When I first had an inkling that something could be wrong ie. I was asked back to hospital for a biopsy - I called my sisters and brothers to tell them the news. But I did not call my parents until I had the proper diagnosis a few days later. I was too scared to tell my mom, as I knew the news would be truly heartbreaking for her. And it was. I actually ended up consoling her as she was absolutely distraught.
I think both her and my father now know that it is a curable disease, and they've both calmed down. So now I just have to contend with my father's belief that lemongrass will cure all, and that I should be taking doses of the stuff everyday. The icing on the cake though came when he asked me to send a sample of my wee to the Philippines, and did not for one moment think that this was a silly request. My father is normally rational, but when I refused his request to send my urine via Fedex, he just could not accept it. I suppose it's because they want the best for me and are looking at all angles to get me better. (But seriously??? My wee???)

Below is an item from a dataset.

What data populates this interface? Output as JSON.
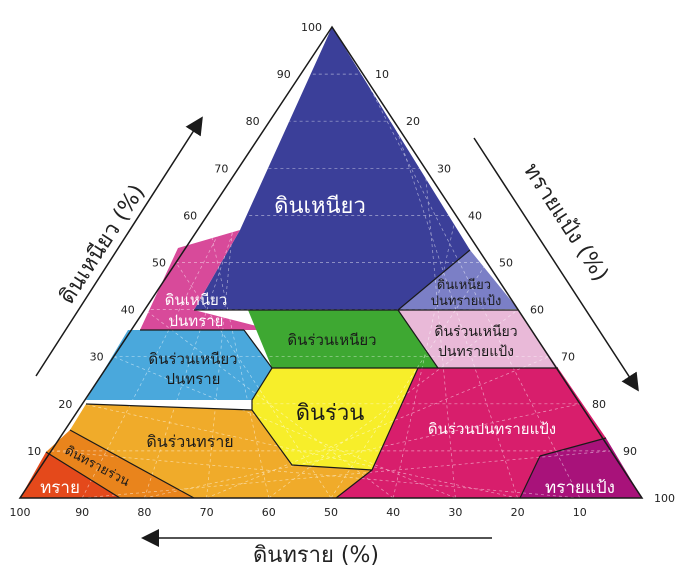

My brother A believes that Taheebo is the answer, and my sister M is storming heaven with her prayers. Sister T arrives in a few weeks' time to help out during treatments 2 and 3. Brother L has sent messages of love and positive vibes. And my mother has decided to come over and stay for six months. (I dropped this little bit of information to LH whilst he and I were going through Immigration in South Africa. I thought it would be quite a task for him to interrogate me whilst he was being questioned himself.)
LH's family have also been fantastic. LH's mum arrived today to help around the house and well, spoil me. She's a breast cancer survivor, so she's aware of the trials and travails of this pernicious evil. His dad, siblings and sister-in-law have called and sent messages of love.
I'm not British, and thus I don't suffer from the stiff upper lip. I tell my family and friends I love them every chance I get. But as I have been so inundated with love these past few weeks, it's only fair that I give a heck of a lot back. And I'm going to have to employ some of A's energy buzzes from New York to do it properly. So here it goes, to my wonderful family and friends: BZZZZZZZZ... I LOVE YOU... BZZZZZZZZZZ!!!
C, I have always enjoyed reading your blogs, especially when you wrote about your travels a few years ago. Your analysis of the decisions you and LH have made were always thought provoking and encouraged me to review matters, rather than just drift through life. However, I thought this blog would be slightly different for some reason. But oh no: I have laughed out loud when you talk about your dad's response (Men are so action focused aren't they?) and E's take on the current situation, hugely admired your friend's ability to administer your shot and wept when you talk about breaking the news to your mum. I hope the writing of this blog helps you deal with the EC as much as it does the people around you. Keep being amazing honey. It's one of the things you do best.